Audiensi dengan Plt Wakil Jaksa Agung, Troya Minta Kasus Roy Suryo dan dr Tifa Dihentikan
Koordinator tim hukum Troya (Tifa and Roy's Advocate) Refly Harun melaporkan hasil audiensinya bersama Kejaksaan Agung (Kejagung) terkait kelanjutan kasus hukum yang menjerat kliennya, Roy Suryo dan dokter Tifa. Dalam pertemuan tersebut, Refly meminta Kejagung segera menghentikan perkara tersebut karena dianggap sudah tidak layak ditindaklanjuti baik secara formil maupun materiil.
Refly mengapresiasi Jaksa Agung ST Burhanuddin dan Plt Wakil Jaksa Agung Asep yang telah memfasilitasi pertemuan hampir satu jam tersebut.

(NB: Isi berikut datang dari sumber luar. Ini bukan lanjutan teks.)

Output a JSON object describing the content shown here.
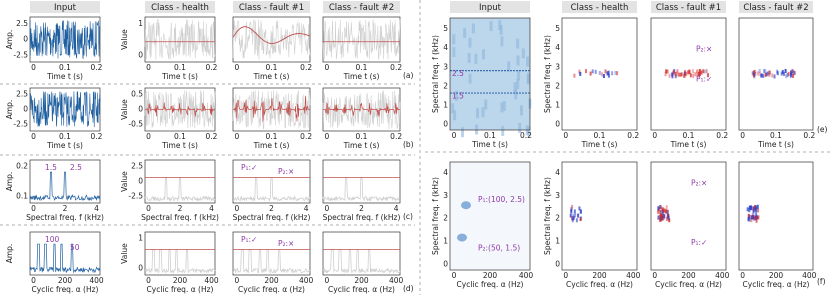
{
  "left": {
    "column_titles": [
      "Input",
      "Class - health",
      "Class - fault #1",
      "Class - fault #2"
    ],
    "rows": [
      {
        "tag": "(a)",
        "x_label": "Time t (s)",
        "x_ticks": [
          "0",
          "0.1",
          "0.2"
        ],
        "input_y_label": "Amp.",
        "input_y_ticks": [
          "-2.5",
          "0",
          "2.5"
        ],
        "class_y_label": "Value",
        "class_y_ticks": [
          "0",
          "1"
        ],
        "input_annotations": [],
        "fault1_annotations": []
      },
      {
        "tag": "(b)",
        "x_label": "Time t (s)",
        "x_ticks": [
          "0",
          "0.1",
          "0.2"
        ],
        "input_y_label": "Amp.",
        "input_y_ticks": [
          "-2.5",
          "0",
          "2.5"
        ],
        "class_y_label": "Value",
        "class_y_ticks": [
          "-0.5",
          "0",
          "0.5"
        ],
        "input_annotations": [],
        "fault1_annotations": []
      },
      {
        "tag": "(c)",
        "x_label": "Spectral freq. f (kHz)",
        "x_ticks": [
          "0",
          "2",
          "4"
        ],
        "input_y_label": "Amp.",
        "input_y_ticks": [
          "0.1",
          "0.2"
        ],
        "class_y_label": "Value",
        "class_y_ticks": [
          "-2.5",
          "0",
          "2.5"
        ],
        "input_annotations": [
          "1.5",
          "2.5"
        ],
        "fault1_annotations": [
          "P₁:✓",
          "P₂:×"
        ]
      },
      {
        "tag": "(d)",
        "x_label": "Cyclic freq. α (Hz)",
        "x_ticks": [
          "0",
          "200",
          "400"
        ],
        "input_y_label": "Amp.",
        "input_y_ticks": [],
        "class_y_label": "Value",
        "class_y_ticks": [
          "0",
          "1"
        ],
        "input_annotations": [
          "100",
          "50"
        ],
        "fault1_annotations": [
          "P₁:✓",
          "P₂:×"
        ]
      }
    ]
  },
  "right": {
    "column_titles": [
      "Input",
      "Class - health",
      "Class - fault #1",
      "Class - fault #2"
    ],
    "rows": [
      {
        "tag": "(e)",
        "x_label": "Time t (s)",
        "x_ticks": [
          "0",
          "0.1",
          "0.2"
        ],
        "y_label": "Spectral freq. f (kHz)",
        "y_ticks": [
          "0",
          "1",
          "2",
          "3",
          "4",
          "5"
        ],
        "input_annotations": [
          "2.5",
          "1.5"
        ],
        "fault1_annotations": [
          "P₂:×",
          "P₁:✓"
        ]
      },
      {
        "tag": "(f)",
        "x_label": "Cyclic freq. α (Hz)",
        "x_ticks": [
          "0",
          "200",
          "400"
        ],
        "y_label": "Spectral freq. f (kHz)",
        "y_ticks": [
          "0",
          "1",
          "2",
          "3",
          "4"
        ],
        "input_annotations": [
          "P₁:(100, 2.5)",
          "P₂:(50, 1.5)"
        ],
        "fault1_annotations": [
          "P₂:×",
          "P₁:✓"
        ]
      }
    ]
  }
}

Namun, dia menekankan adanya pelanggaran serius dalam proses hukum yang berjalan.
Baca juga: Roy Suryo dan dr Tifa Layangkan Surat ke Komnas HAM Senin, Ini Isinya
"Intinya adalah kami menyampaikan baik soal formil maupun materiil pada pertemuan tersebut," ujar Refly dalam konferensi pers di Tebet, Jakarta Selatan, Jumat (1/5/2026).
Menyangkut formil, Refly menyampaikan bahwa kasus ini sebenarnya sudah tidak bisa dilanjutkan lagi. Artinya, dia berharap perkara yang menyeret kliennya harus dihentikan."Secara formil karena sudah melanggar dan yang paling fatal adalah pengembalian berkas perkara P19 itu sudah melewati waktu, tidak tanggung-tanggung, yang tadinya 14 hari diberikan waktunya lewat menjadi 84 hari, lewat 70 hari kurang lebih. Karena itu, kami mengatakan secara formil ini tidak layak," ungkapnya.

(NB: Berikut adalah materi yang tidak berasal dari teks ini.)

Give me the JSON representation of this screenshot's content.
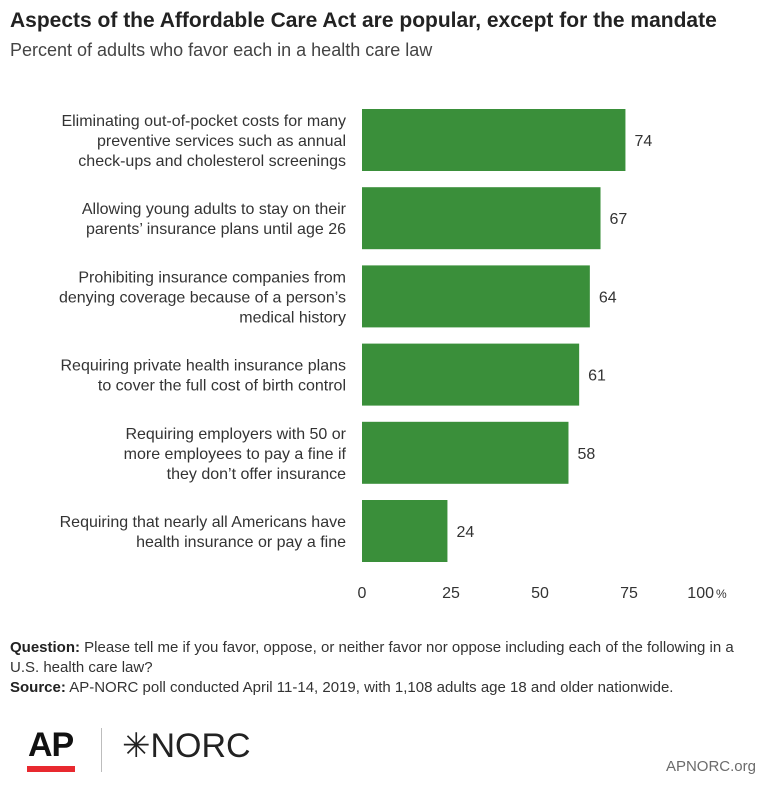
{
  "title": "Aspects of the Affordable Care Act are popular, except for the mandate",
  "subtitle": "Percent of adults who favor each in a health care law",
  "chart_data": {
    "type": "bar",
    "orientation": "horizontal",
    "categories": [
      [
        "Eliminating out-of-pocket costs for many",
        "preventive services such as annual",
        "check-ups and cholesterol screenings"
      ],
      [
        "Allowing young adults to stay on their",
        "parents’ insurance plans until age 26"
      ],
      [
        "Prohibiting insurance companies from",
        "denying coverage because of a person’s",
        "medical history"
      ],
      [
        "Requiring private health insurance plans",
        "to cover the full cost of birth control"
      ],
      [
        "Requiring employers with 50 or",
        "more employees to pay a fine if",
        "they don’t offer insurance"
      ],
      [
        "Requiring that nearly all Americans have",
        "health insurance or pay a fine"
      ]
    ],
    "values": [
      74,
      67,
      64,
      61,
      58,
      24
    ],
    "data_labels": [
      "74",
      "67",
      "64",
      "61",
      "58",
      "24"
    ],
    "xlim": [
      0,
      100
    ],
    "ticks": [
      0,
      25,
      50,
      75,
      100
    ],
    "tick_labels": [
      "0",
      "25",
      "50",
      "75",
      "100"
    ],
    "unit": "%",
    "bar_color": "#3a8f3a",
    "grid": false
  },
  "notes": {
    "question_label": "Question:",
    "question_text": "Please tell me if you favor, oppose, or neither favor nor oppose including each of the following in a U.S. health care law?",
    "source_label": "Source:",
    "source_text": "AP-NORC poll conducted April 11-14, 2019, with 1,108 adults age 18 and older nationwide."
  },
  "footer": {
    "ap_logo": "AP",
    "norc_logo": "✳NORC",
    "site": "APNORC.org",
    "ap_red": "#e8292f"
  }
}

Selain masalah prosedur, Refly juga menyoroti kejanggalan materiil terkait penerapan pasal-pasal dalam UU ITE. Dia menilai penggunaan Pasal 35 dan Pasal 32 ayat 1 UU ITE sebagai bentuk penyelundupan hukum yang tidak sesuai dengan fakta peristiwa.

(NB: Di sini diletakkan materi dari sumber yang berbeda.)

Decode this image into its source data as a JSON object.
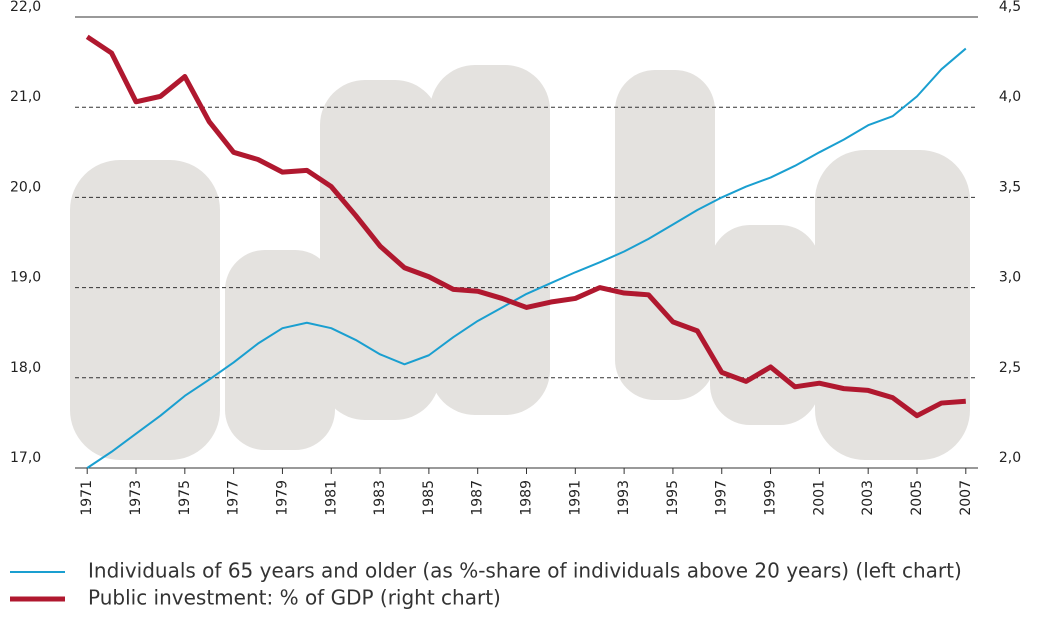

Dia mempermasalahkan pasal pencemaran nama baik yang dikenakan kepada kliennya. Menurut Refly, isu ijazah yang dipermasalahkan adalah domain publik berdasarkan putusan Komisi Informasi Pusat (KIP), sehingga tidak dapat dikategorikan sebagai fitnah atau pencemaran nama baik.
"Nah, itu hal-hal yang kami sampaikan baik secara formil maupun materiil selama 40 menit kepada Wakil Jaksa Agung yang juga Jampidum," katanya.